Two Noted Polish Musicians Improvise Music for the 1922 Silent Film 'Nanook of the North'
Two musicians from Gdansk team up as Nanook of the North to weave ambient magic for an old silent film of the same name.
Nanook of the North
Nanook of the North
2 March 2018
Violinist Stefan Wesołowski and electronic musician Piotr Kaliński, who records under the name Hatti Vatti, have had strong musical careers of their own before they decided to collaborate. The two of them were invited to improvise alongside a film of their choice at the Sopot Film Festival in Gdansk, Poland. Going with Robert J. Flaherty's 1922 film Nanook of the North, their duo performance sowed the seed for future recording sessions in Reykjavík, Iceland.
They kind of took the easy way out by naming their band and their album after the film they spontaneously scored, but that should be the least of one's worries when a new "group" releases their debut album on the Denovali label. This German label has been giving us some startlingly unique jazz, drone, ambient, modern classical, and every other fringe genre that can fall between them for 13 years now. If a Denovali artist gives all the effort of a shoulder shrug into naming their band or album, you better believe they make up for it in other places.
In a musical genre known for hypnotizing listeners with the subtle use of mysterious sounds arranging in oh-so-compelling ways, Wesołowski and Kaliński still manage to stand out from the pack of other ambient masters. And like most great music released in this area, it's just so bloody simple in its structure that you'll find yourself wondering why no one stumbled upon it before. On "Siulleq", three bass notes ascend while a mild yet tense noise spreads itself over the top like a distant swarm of mosquitoes.

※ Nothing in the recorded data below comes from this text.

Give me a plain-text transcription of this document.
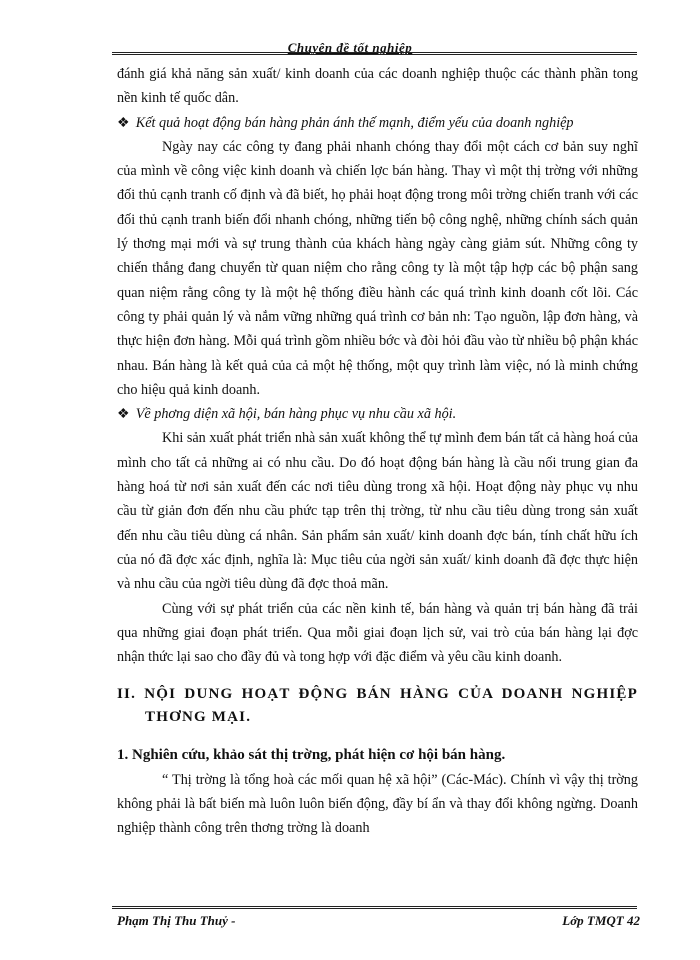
Chuyên đề tốt nghiệp

đánh giá khả năng sản xuất/ kinh doanh của các doanh nghiệp thuộc các thành phần tong nền kinh tế quốc dân.

❖ Kết quả hoạt động bán hàng phản ánh thế mạnh, điểm yếu của doanh nghiệp

Ngày nay các công ty đang phải nhanh chóng thay đổi một cách cơ bản suy nghĩ của mình về công việc kinh doanh và chiến lợc bán hàng. Thay vì một thị trờng với những đối thủ cạnh tranh cố định và đã biết, họ phải hoạt động trong môi trờng chiến tranh với các đối thủ cạnh tranh biến đổi nhanh chóng, những tiến bộ công nghệ, những chính sách quản lý thơng mại mới và sự trung thành của khách hàng ngày càng giảm sút. Những công ty chiến thắng đang chuyển từ quan niệm cho rằng công ty là một tập hợp các bộ phận sang quan niệm rằng công ty là một hệ thống điều hành các quá trình kinh doanh cốt lõi. Các công ty phải quản lý và nắm vững những quá trình cơ bản nh: Tạo nguồn, lập đơn hàng, và thực hiện đơn hàng. Mỗi quá trình gồm nhiều bớc và đòi hỏi đầu vào từ nhiều bộ phận khác nhau. Bán hàng là kết quả của cả một hệ thống, một quy trình làm việc, nó là minh chứng cho hiệu quả kinh doanh.

❖ Về phơng diện xã hội, bán hàng phục vụ nhu cầu xã hội.

Khi sản xuất phát triển nhà sản xuất không thể tự mình đem bán tất cả hàng hoá của mình cho tất cả những ai có nhu cầu. Do đó hoạt động bán hàng là cầu nối trung gian đa hàng hoá từ nơi sản xuất đến các nơi tiêu dùng trong xã hội. Hoạt động này phục vụ nhu cầu từ giản đơn đến nhu cầu phức tạp trên thị trờng, từ nhu cầu tiêu dùng trong sản xuất đến nhu cầu tiêu dùng cá nhân. Sản phẩm sản xuất/ kinh doanh đợc bán, tính chất hữu ích của nó đã đợc xác định, nghĩa là: Mục tiêu của ngời sản xuất/ kinh doanh đã đợc thực hiện và nhu cầu của ngời tiêu dùng đã đợc thoả mãn.

Cùng với sự phát triển của các nền kinh tế, bán hàng và quản trị bán hàng đã trải qua những giai đoạn phát triển. Qua mỗi giai đoạn lịch sử, vai trò của bán hàng lại đợc nhận thức lại sao cho đầy đủ và tong hợp với đặc điểm và yêu cầu kinh doanh.

II. NỘI DUNG HOẠT ĐỘNG BÁN HÀNG CỦA DOANH NGHIỆP THƠNG MẠI.

1. Nghiên cứu, khảo sát thị trờng, phát hiện cơ hội bán hàng.

“ Thị trờng là tổng hoà các mối quan hệ xã hội” (Các-Mác). Chính vì vậy thị trờng không phải là bất biến mà luôn luôn biến động, đầy bí ẩn và thay đổi không ngừng. Doanh nghiệp thành công trên thơng trờng là doanh

Phạm Thị Thu Thuỷ -	Lớp TMQT 42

"Tulleq" samples two notes in the lower register, a perfect fifth apart, while a simple three-note minor key figure plays over and over in the upper register. "Arfernat" lets the beats do the talking (and walking) as two little chords glide over the background noise. The sample behind "Pingajoq" has a little more going on, though I'd still stake it as minimal. The searing buzz that flies at you every few bars is probably the least subtle and most frightening thing to happen throughout the entire album.
Wesołowski and Kaliński also allow their tracks to take unusual and refreshing shapes. Just when you think you know how "Siulleq" is going to end (in my case, by doing more of the same), it suddenly drops out of sight and it replaced by a woman's voice wordlessly singing a small assortment of notes. "Arfineq-aappaat" straddles the line between ambient and noise with building static, followed by a fast fade with a full 40 seconds to go. The Falling action is something they certainly didn't need to include, but the fact that they included it means that they are thinking outside the confines of some kind of box, somewhere out there in the land of Eastern European electronic ambient.
But if you have followed any artist from Denovali thus far, you've come to expect these little tricks of the trade tucked away inside such glowing music. Within their label, Nanook represents the rule. Outside of Denovali, they are one of the exceptions.